Wrong times two. While the groom was dashing beyond belief and the bride was a vision in gossamer white, that won’t answer the financial and insurance questions that need to be addressed just about the time the band leaves the reception. WiseInsuranceQuotes has the newlyweds guide to finance and insurance. It was the least that we could do since we didn’t know where they were registered.

1.) Pool Your Money: Some couples balk at this. Couples with established careers and separate savings are especially reluctant to go the joint account route. Don’t hesitate. Thomas Jensen, from Vaerdi Financial out of Portland, Oregon says this:

“The joint account forces you to communicate effectively about money! If you track your money together, and one of you is a big spendthrift, that’s going to become apparent to the other partner right away. That gives you an opportunity to confront the issue right away – before one partner spends down all his/her private resources.

Compare Insurance Rates and Save When spouses have financial weaknesses, they tend to hide them from one another. One partner doesn’t get a chance to be strong and support the other in the relationship. Maintaining two separate accounts facilitates this bad habit.”

2.) Buy Life Insurance: In your vows you promised to love, honor, and cherish until death parts you. There is no greater evidence that you took those promises seriously than to provide for the protection of the one if death separates you unexpectedly and prematurely. Speaking of taking care of your beloved…

3.) Update Your Beneficiaries: This isn’t just about insurance policies, though that is certainly an important part of the picture. Beneficiaries are on your bank accounts, health insurance and car title. It was great that your Dad cosigned for your ride, but your spouse needs to be the beneficiary if the worst kind of event occurs. But this is all a part of…
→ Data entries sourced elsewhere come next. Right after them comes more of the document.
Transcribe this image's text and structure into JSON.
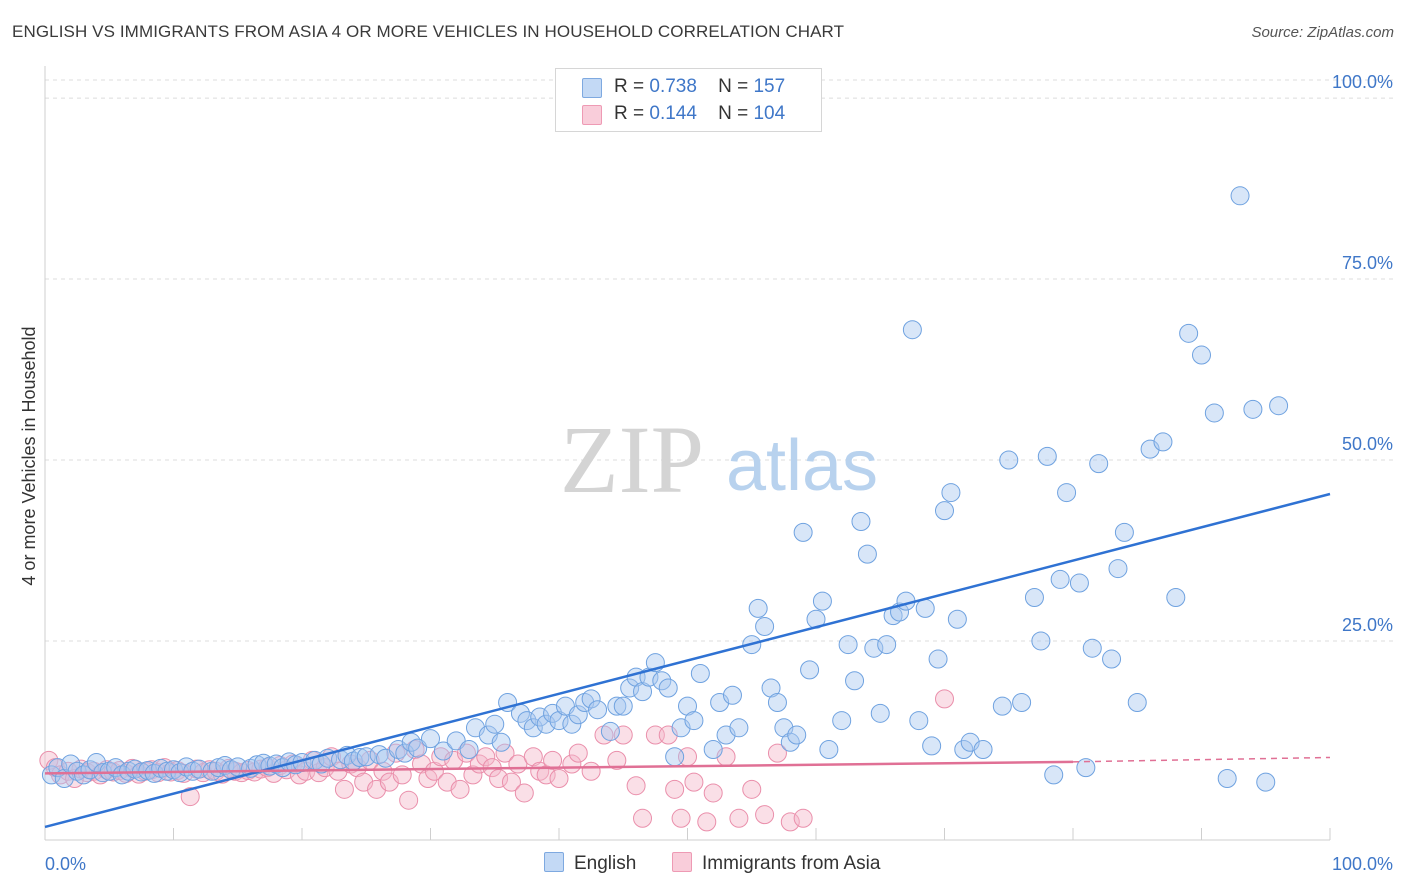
{
  "header": {
    "title": "ENGLISH VS IMMIGRANTS FROM ASIA 4 OR MORE VEHICLES IN HOUSEHOLD CORRELATION CHART",
    "source": "Source: ZipAtlas.com"
  },
  "watermark": {
    "zip": "ZIP",
    "atlas": "atlas"
  },
  "legend": {
    "rows": [
      {
        "r_label": "R =",
        "r_value": "0.738",
        "n_label": "N =",
        "n_value": "157",
        "color": "#a8c8f0"
      },
      {
        "r_label": "R =",
        "r_value": "0.144",
        "n_label": "N =",
        "n_value": "104",
        "color": "#f5b8ca"
      }
    ]
  },
  "bottom_legend": {
    "english": "English",
    "asia": "Immigrants from Asia"
  },
  "chart_data": {
    "type": "scatter",
    "title": "ENGLISH VS IMMIGRANTS FROM ASIA 4 OR MORE VEHICLES IN HOUSEHOLD CORRELATION CHART",
    "xlabel": "",
    "ylabel": "4 or more Vehicles in Household",
    "xlim": [
      0,
      100
    ],
    "ylim": [
      -2.5,
      102.5
    ],
    "x_tick_labels": [
      "0.0%",
      "100.0%"
    ],
    "y_ticks": [
      25,
      50,
      75,
      100
    ],
    "y_tick_labels": [
      "25.0%",
      "50.0%",
      "75.0%",
      "100.0%"
    ],
    "grid": true,
    "legend_position": "top-center",
    "colors": {
      "english": "#6fa2e0",
      "english_fill": "#a8c8f0",
      "english_line": "#2f72d3",
      "asia": "#ea8fab",
      "asia_fill": "#f5b8ca",
      "asia_line": "#e07095"
    },
    "series": [
      {
        "name": "English",
        "trend": {
          "x": [
            0,
            100
          ],
          "y": [
            -0.7,
            45.3
          ]
        },
        "points": [
          [
            0.5,
            6.5
          ],
          [
            1.0,
            7.5
          ],
          [
            1.5,
            6.0
          ],
          [
            2.0,
            8.0
          ],
          [
            2.5,
            7.0
          ],
          [
            3.0,
            6.5
          ],
          [
            3.5,
            7.2
          ],
          [
            4.0,
            8.2
          ],
          [
            4.5,
            6.8
          ],
          [
            5.0,
            7.0
          ],
          [
            5.5,
            7.5
          ],
          [
            6.0,
            6.5
          ],
          [
            6.5,
            7.0
          ],
          [
            7.0,
            7.3
          ],
          [
            7.5,
            6.9
          ],
          [
            8.0,
            7.1
          ],
          [
            8.5,
            6.7
          ],
          [
            9.0,
            7.4
          ],
          [
            9.5,
            7.0
          ],
          [
            10.0,
            7.2
          ],
          [
            10.5,
            6.8
          ],
          [
            11.0,
            7.6
          ],
          [
            11.5,
            7.0
          ],
          [
            12.0,
            7.3
          ],
          [
            13.0,
            7.0
          ],
          [
            13.5,
            7.5
          ],
          [
            14.0,
            7.8
          ],
          [
            14.5,
            7.2
          ],
          [
            15.0,
            7.6
          ],
          [
            16.0,
            7.4
          ],
          [
            16.5,
            7.9
          ],
          [
            17.0,
            8.1
          ],
          [
            17.5,
            7.7
          ],
          [
            18.0,
            8.0
          ],
          [
            18.5,
            7.5
          ],
          [
            19.0,
            8.3
          ],
          [
            19.5,
            7.9
          ],
          [
            20.0,
            8.2
          ],
          [
            21.0,
            8.5
          ],
          [
            21.5,
            8.0
          ],
          [
            22.0,
            8.8
          ],
          [
            23.0,
            8.6
          ],
          [
            23.5,
            9.2
          ],
          [
            24.0,
            8.4
          ],
          [
            24.5,
            8.9
          ],
          [
            25.0,
            9.0
          ],
          [
            26.0,
            9.3
          ],
          [
            26.5,
            8.8
          ],
          [
            27.5,
            10.0
          ],
          [
            28.0,
            9.5
          ],
          [
            28.5,
            11.0
          ],
          [
            29.0,
            10.2
          ],
          [
            30.0,
            11.5
          ],
          [
            31.0,
            9.8
          ],
          [
            32.0,
            11.2
          ],
          [
            33.0,
            10.0
          ],
          [
            33.5,
            13.0
          ],
          [
            34.5,
            12.0
          ],
          [
            35.0,
            13.5
          ],
          [
            35.5,
            11.0
          ],
          [
            36.0,
            16.5
          ],
          [
            37.0,
            15.0
          ],
          [
            37.5,
            14.0
          ],
          [
            38.0,
            13.0
          ],
          [
            38.5,
            14.5
          ],
          [
            39.0,
            13.5
          ],
          [
            39.5,
            15.0
          ],
          [
            40.0,
            14.0
          ],
          [
            40.5,
            16.0
          ],
          [
            41.0,
            13.5
          ],
          [
            41.5,
            14.8
          ],
          [
            42.0,
            16.5
          ],
          [
            42.5,
            17.0
          ],
          [
            43.0,
            15.5
          ],
          [
            44.0,
            12.5
          ],
          [
            44.5,
            16.0
          ],
          [
            45.0,
            16.0
          ],
          [
            45.5,
            18.5
          ],
          [
            46.0,
            20.0
          ],
          [
            46.5,
            18.0
          ],
          [
            47.0,
            20.0
          ],
          [
            47.5,
            22.0
          ],
          [
            48.0,
            19.5
          ],
          [
            48.5,
            18.5
          ],
          [
            49.0,
            9.0
          ],
          [
            49.5,
            13.0
          ],
          [
            50.0,
            16.0
          ],
          [
            50.5,
            14.0
          ],
          [
            51.0,
            20.5
          ],
          [
            52.0,
            10.0
          ],
          [
            52.5,
            16.5
          ],
          [
            53.0,
            12.0
          ],
          [
            53.5,
            17.5
          ],
          [
            54.0,
            13.0
          ],
          [
            55.0,
            24.5
          ],
          [
            55.5,
            29.5
          ],
          [
            56.0,
            27.0
          ],
          [
            56.5,
            18.5
          ],
          [
            57.0,
            16.5
          ],
          [
            57.5,
            13.0
          ],
          [
            58.0,
            11.0
          ],
          [
            58.5,
            12.0
          ],
          [
            59.0,
            40.0
          ],
          [
            59.5,
            21.0
          ],
          [
            60.0,
            28.0
          ],
          [
            60.5,
            30.5
          ],
          [
            61.0,
            10.0
          ],
          [
            62.0,
            14.0
          ],
          [
            62.5,
            24.5
          ],
          [
            63.0,
            19.5
          ],
          [
            63.5,
            41.5
          ],
          [
            64.0,
            37.0
          ],
          [
            64.5,
            24.0
          ],
          [
            65.0,
            15.0
          ],
          [
            65.5,
            24.5
          ],
          [
            66.0,
            28.5
          ],
          [
            66.5,
            29.0
          ],
          [
            67.0,
            30.5
          ],
          [
            67.5,
            68.0
          ],
          [
            68.0,
            14.0
          ],
          [
            68.5,
            29.5
          ],
          [
            69.0,
            10.5
          ],
          [
            69.5,
            22.5
          ],
          [
            70.0,
            43.0
          ],
          [
            70.5,
            45.5
          ],
          [
            71.0,
            28.0
          ],
          [
            71.5,
            10.0
          ],
          [
            72.0,
            11.0
          ],
          [
            73.0,
            10.0
          ],
          [
            74.5,
            16.0
          ],
          [
            75.0,
            50.0
          ],
          [
            76.0,
            16.5
          ],
          [
            77.0,
            31.0
          ],
          [
            77.5,
            25.0
          ],
          [
            78.0,
            50.5
          ],
          [
            78.5,
            6.5
          ],
          [
            79.0,
            33.5
          ],
          [
            79.5,
            45.5
          ],
          [
            80.5,
            33.0
          ],
          [
            81.0,
            7.5
          ],
          [
            81.5,
            24.0
          ],
          [
            82.0,
            49.5
          ],
          [
            83.0,
            22.5
          ],
          [
            83.5,
            35.0
          ],
          [
            84.0,
            40.0
          ],
          [
            85.0,
            16.5
          ],
          [
            86.0,
            51.5
          ],
          [
            87.0,
            52.5
          ],
          [
            88.0,
            31.0
          ],
          [
            89.0,
            67.5
          ],
          [
            90.0,
            64.5
          ],
          [
            91.0,
            56.5
          ],
          [
            92.0,
            6.0
          ],
          [
            93.0,
            86.5
          ],
          [
            94.0,
            57.0
          ],
          [
            95.0,
            5.5
          ],
          [
            96.0,
            57.5
          ]
        ]
      },
      {
        "name": "Immigrants from Asia",
        "trend": {
          "x": [
            0,
            80
          ],
          "y": [
            6.7,
            8.3
          ]
        },
        "trend_extension": {
          "x": [
            80,
            100
          ],
          "y": [
            8.3,
            8.9
          ]
        },
        "points": [
          [
            0.3,
            8.5
          ],
          [
            0.8,
            7.5
          ],
          [
            1.2,
            6.5
          ],
          [
            1.8,
            7.0
          ],
          [
            2.3,
            6.0
          ],
          [
            2.8,
            7.3
          ],
          [
            3.3,
            6.8
          ],
          [
            3.8,
            7.0
          ],
          [
            4.3,
            6.5
          ],
          [
            4.8,
            7.2
          ],
          [
            5.3,
            6.9
          ],
          [
            5.8,
            7.1
          ],
          [
            6.3,
            6.7
          ],
          [
            6.8,
            7.4
          ],
          [
            7.3,
            6.6
          ],
          [
            7.8,
            7.0
          ],
          [
            8.3,
            7.2
          ],
          [
            8.8,
            6.8
          ],
          [
            9.3,
            7.5
          ],
          [
            9.8,
            6.9
          ],
          [
            10.3,
            7.1
          ],
          [
            10.8,
            6.7
          ],
          [
            11.3,
            3.5
          ],
          [
            11.8,
            7.3
          ],
          [
            12.3,
            6.8
          ],
          [
            12.8,
            7.2
          ],
          [
            13.3,
            7.0
          ],
          [
            13.8,
            6.6
          ],
          [
            14.3,
            7.4
          ],
          [
            14.8,
            7.0
          ],
          [
            15.3,
            6.8
          ],
          [
            15.8,
            7.1
          ],
          [
            16.3,
            6.9
          ],
          [
            16.8,
            7.3
          ],
          [
            17.3,
            7.5
          ],
          [
            17.8,
            6.7
          ],
          [
            18.3,
            7.8
          ],
          [
            18.8,
            7.2
          ],
          [
            19.3,
            8.0
          ],
          [
            19.8,
            6.5
          ],
          [
            20.3,
            7.0
          ],
          [
            20.8,
            8.5
          ],
          [
            21.3,
            6.8
          ],
          [
            21.8,
            7.5
          ],
          [
            22.3,
            9.0
          ],
          [
            22.8,
            7.0
          ],
          [
            23.3,
            4.5
          ],
          [
            23.8,
            8.0
          ],
          [
            24.3,
            7.5
          ],
          [
            24.8,
            5.5
          ],
          [
            25.3,
            8.5
          ],
          [
            25.8,
            4.5
          ],
          [
            26.3,
            7.0
          ],
          [
            26.8,
            5.5
          ],
          [
            27.3,
            9.5
          ],
          [
            27.8,
            6.5
          ],
          [
            28.3,
            3.0
          ],
          [
            28.8,
            10.0
          ],
          [
            29.3,
            8.0
          ],
          [
            29.8,
            6.0
          ],
          [
            30.3,
            7.0
          ],
          [
            30.8,
            9.0
          ],
          [
            31.3,
            5.5
          ],
          [
            31.8,
            8.5
          ],
          [
            32.3,
            4.5
          ],
          [
            32.8,
            9.5
          ],
          [
            33.3,
            6.5
          ],
          [
            33.8,
            8.0
          ],
          [
            34.3,
            9.0
          ],
          [
            34.8,
            7.5
          ],
          [
            35.3,
            6.0
          ],
          [
            35.8,
            9.5
          ],
          [
            36.3,
            5.5
          ],
          [
            36.8,
            8.0
          ],
          [
            37.3,
            4.0
          ],
          [
            38.0,
            9.0
          ],
          [
            38.5,
            7.0
          ],
          [
            39.0,
            6.5
          ],
          [
            39.5,
            8.5
          ],
          [
            40.0,
            6.0
          ],
          [
            41.0,
            8.0
          ],
          [
            41.5,
            9.5
          ],
          [
            42.5,
            7.0
          ],
          [
            43.5,
            12.0
          ],
          [
            44.5,
            8.5
          ],
          [
            45.0,
            12.0
          ],
          [
            46.0,
            5.0
          ],
          [
            46.5,
            0.5
          ],
          [
            47.5,
            12.0
          ],
          [
            48.5,
            12.0
          ],
          [
            49.0,
            4.5
          ],
          [
            49.5,
            0.5
          ],
          [
            50.0,
            9.0
          ],
          [
            50.5,
            5.5
          ],
          [
            51.5,
            0.0
          ],
          [
            52.0,
            4.0
          ],
          [
            53.0,
            9.0
          ],
          [
            54.0,
            0.5
          ],
          [
            55.0,
            4.5
          ],
          [
            56.0,
            1.0
          ],
          [
            57.0,
            9.5
          ],
          [
            58.0,
            0.0
          ],
          [
            59.0,
            0.5
          ],
          [
            70.0,
            17.0
          ]
        ]
      }
    ]
  }
}
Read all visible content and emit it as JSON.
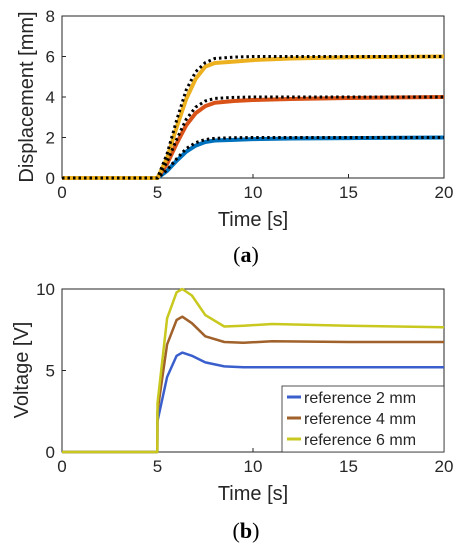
{
  "chart_data": [
    {
      "type": "line",
      "caption_letter": "a",
      "xlabel": "Time [s]",
      "ylabel": "Displacement [mm]",
      "xlim": [
        0,
        20
      ],
      "ylim": [
        0,
        8
      ],
      "xticks": [
        "0",
        "5",
        "10",
        "15",
        "20"
      ],
      "yticks": [
        "0",
        "2",
        "4",
        "6",
        "8"
      ],
      "grid": false,
      "legend": "none",
      "series": [
        {
          "color": "#0072BD",
          "style": "solid",
          "x": [
            0,
            5,
            5.5,
            6,
            6.5,
            7,
            7.5,
            8,
            9,
            10,
            12,
            15,
            20
          ],
          "y": [
            0,
            0,
            0.35,
            0.85,
            1.3,
            1.6,
            1.78,
            1.85,
            1.88,
            1.92,
            1.95,
            1.97,
            2.0
          ]
        },
        {
          "color": "#D95319",
          "style": "solid",
          "x": [
            0,
            5,
            5.5,
            6,
            6.5,
            7,
            7.5,
            8,
            9,
            10,
            12,
            15,
            20
          ],
          "y": [
            0,
            0,
            0.7,
            1.7,
            2.6,
            3.2,
            3.55,
            3.72,
            3.8,
            3.85,
            3.9,
            3.95,
            4.0
          ]
        },
        {
          "color": "#EDB120",
          "style": "solid",
          "x": [
            0,
            5,
            5.5,
            6,
            6.5,
            7,
            7.5,
            8,
            9,
            10,
            12,
            15,
            20
          ],
          "y": [
            0,
            0,
            1.0,
            2.5,
            3.9,
            4.9,
            5.5,
            5.68,
            5.75,
            5.82,
            5.9,
            5.96,
            6.0
          ]
        },
        {
          "color": "#000000",
          "style": "dotted",
          "x": [
            0,
            5,
            5.5,
            6,
            6.5,
            7,
            7.5,
            8,
            9,
            10,
            12,
            15,
            20
          ],
          "y": [
            0,
            0,
            0.4,
            0.95,
            1.45,
            1.75,
            1.9,
            1.96,
            1.99,
            2.0,
            2.0,
            2.0,
            2.0
          ]
        },
        {
          "color": "#000000",
          "style": "dotted",
          "x": [
            0,
            5,
            5.5,
            6,
            6.5,
            7,
            7.5,
            8,
            9,
            10,
            12,
            15,
            20
          ],
          "y": [
            0,
            0,
            0.8,
            1.9,
            2.9,
            3.5,
            3.8,
            3.93,
            3.98,
            4.0,
            4.0,
            4.0,
            4.0
          ]
        },
        {
          "color": "#000000",
          "style": "dotted",
          "x": [
            0,
            5,
            5.5,
            6,
            6.5,
            7,
            7.5,
            8,
            9,
            10,
            12,
            15,
            20
          ],
          "y": [
            0,
            0,
            1.2,
            2.85,
            4.35,
            5.25,
            5.7,
            5.9,
            5.97,
            6.0,
            6.0,
            6.0,
            6.0
          ]
        }
      ]
    },
    {
      "type": "line",
      "caption_letter": "b",
      "xlabel": "Time [s]",
      "ylabel": "Voltage [V]",
      "xlim": [
        0,
        20
      ],
      "ylim": [
        0,
        10
      ],
      "xticks": [
        "0",
        "5",
        "10",
        "15",
        "20"
      ],
      "yticks": [
        "0",
        "5",
        "10"
      ],
      "grid": false,
      "legend": "bottom-right",
      "series": [
        {
          "name": "reference 2 mm",
          "color": "#3A5FCD",
          "style": "solid",
          "x": [
            0,
            4.99,
            5,
            5.5,
            6,
            6.3,
            6.8,
            7.5,
            8.5,
            9.5,
            12,
            15,
            20
          ],
          "y": [
            0,
            0,
            1.9,
            4.6,
            5.9,
            6.1,
            5.9,
            5.5,
            5.25,
            5.2,
            5.2,
            5.2,
            5.2
          ]
        },
        {
          "name": "reference 4 mm",
          "color": "#A0612A",
          "style": "solid",
          "x": [
            0,
            4.99,
            5,
            5.5,
            6,
            6.3,
            6.8,
            7.5,
            8.5,
            9.5,
            11,
            15,
            20
          ],
          "y": [
            0,
            0,
            2.5,
            6.6,
            8.1,
            8.3,
            7.9,
            7.1,
            6.75,
            6.7,
            6.8,
            6.75,
            6.75
          ]
        },
        {
          "name": "reference 6 mm",
          "color": "#C8C81E",
          "style": "solid",
          "x": [
            0,
            4.99,
            5,
            5.5,
            6,
            6.3,
            6.8,
            7.5,
            8.5,
            9.5,
            11,
            15,
            20
          ],
          "y": [
            0,
            0,
            3.0,
            8.2,
            9.8,
            10.0,
            9.6,
            8.4,
            7.7,
            7.75,
            7.85,
            7.75,
            7.65
          ]
        }
      ]
    }
  ]
}
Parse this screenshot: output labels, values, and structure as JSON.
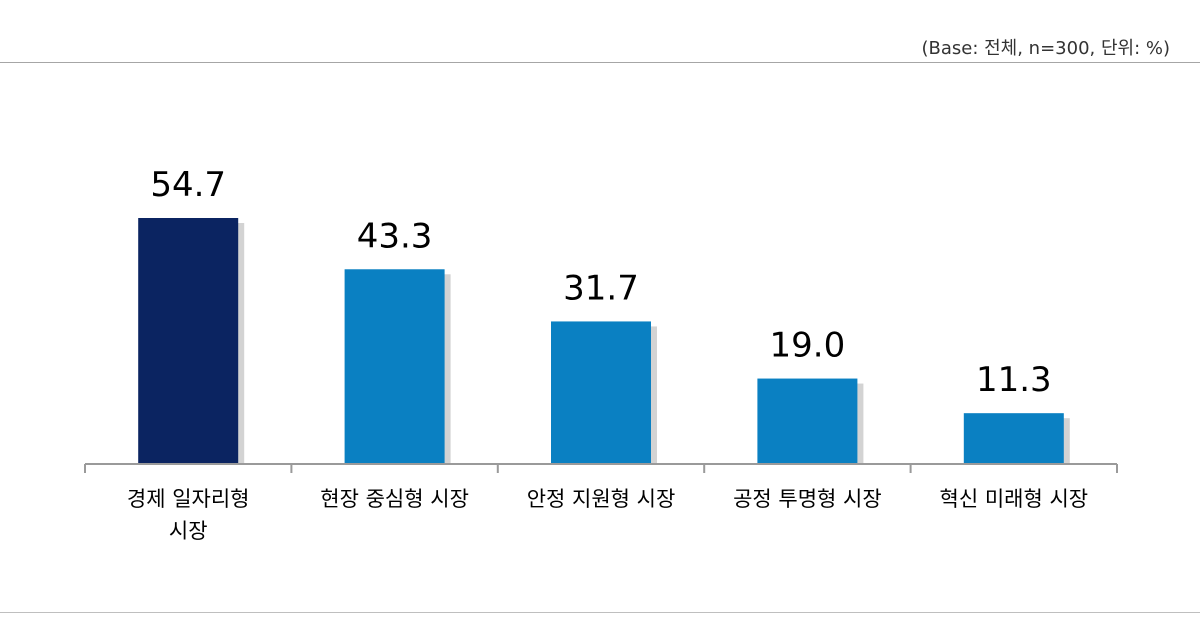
{
  "note": "(Base: 전체, n=300, 단위: %)",
  "chart_data": {
    "type": "bar",
    "categories": [
      "경제 일자리형 시장",
      "현장 중심형 시장",
      "안정 지원형 시장",
      "공정 투명형 시장",
      "혁신 미래형 시장"
    ],
    "category_lines": [
      [
        "경제 일자리형",
        "시장"
      ],
      [
        "현장 중심형 시장"
      ],
      [
        "안정 지원형 시장"
      ],
      [
        "공정 투명형 시장"
      ],
      [
        "혁신 미래형 시장"
      ]
    ],
    "values": [
      54.7,
      43.3,
      31.7,
      19.0,
      11.3
    ],
    "value_labels": [
      "54.7",
      "43.3",
      "31.7",
      "19.0",
      "11.3"
    ],
    "highlight_color": "#0b2461",
    "bar_color": "#0a80c2",
    "shadow_color": "#c8c8c8",
    "ylim": [
      0,
      54.7
    ],
    "grid": false,
    "legend": "none",
    "title": "",
    "xlabel": "",
    "ylabel": ""
  }
}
4.) Getting Organized: Each of you should know exactly where to find your key financial documents. What is a key document? Anywhere you have money that your spouse may need if you die or become incapacitated. Bank accounts, retirement accounts, brokerage account numbers, passwords, etc. Of course, your partner is likely to know all of that if you, together…

5.) Create a Spending Plan: The two of you need to come together on the ground rules for how much money each of you can spend without getting the approval of the other. In some cases, that’s going to be a pretty small amount. Every family is different, but this is an important part of creating a life together. Another part of your plan will entail the decisions that you make regarding auto insurance. High premium, low deductible? The exact opposite? Getting on the same page will save you a ton of heartache later.

It looks to us like you are off to a good start.  You read the right online financial sites anyway.  That’s definitely a sign of a highly intelligent individual.  Our congratulations are to you… and to the lucky person who snagged you.  Best wishes for a long and happy life together.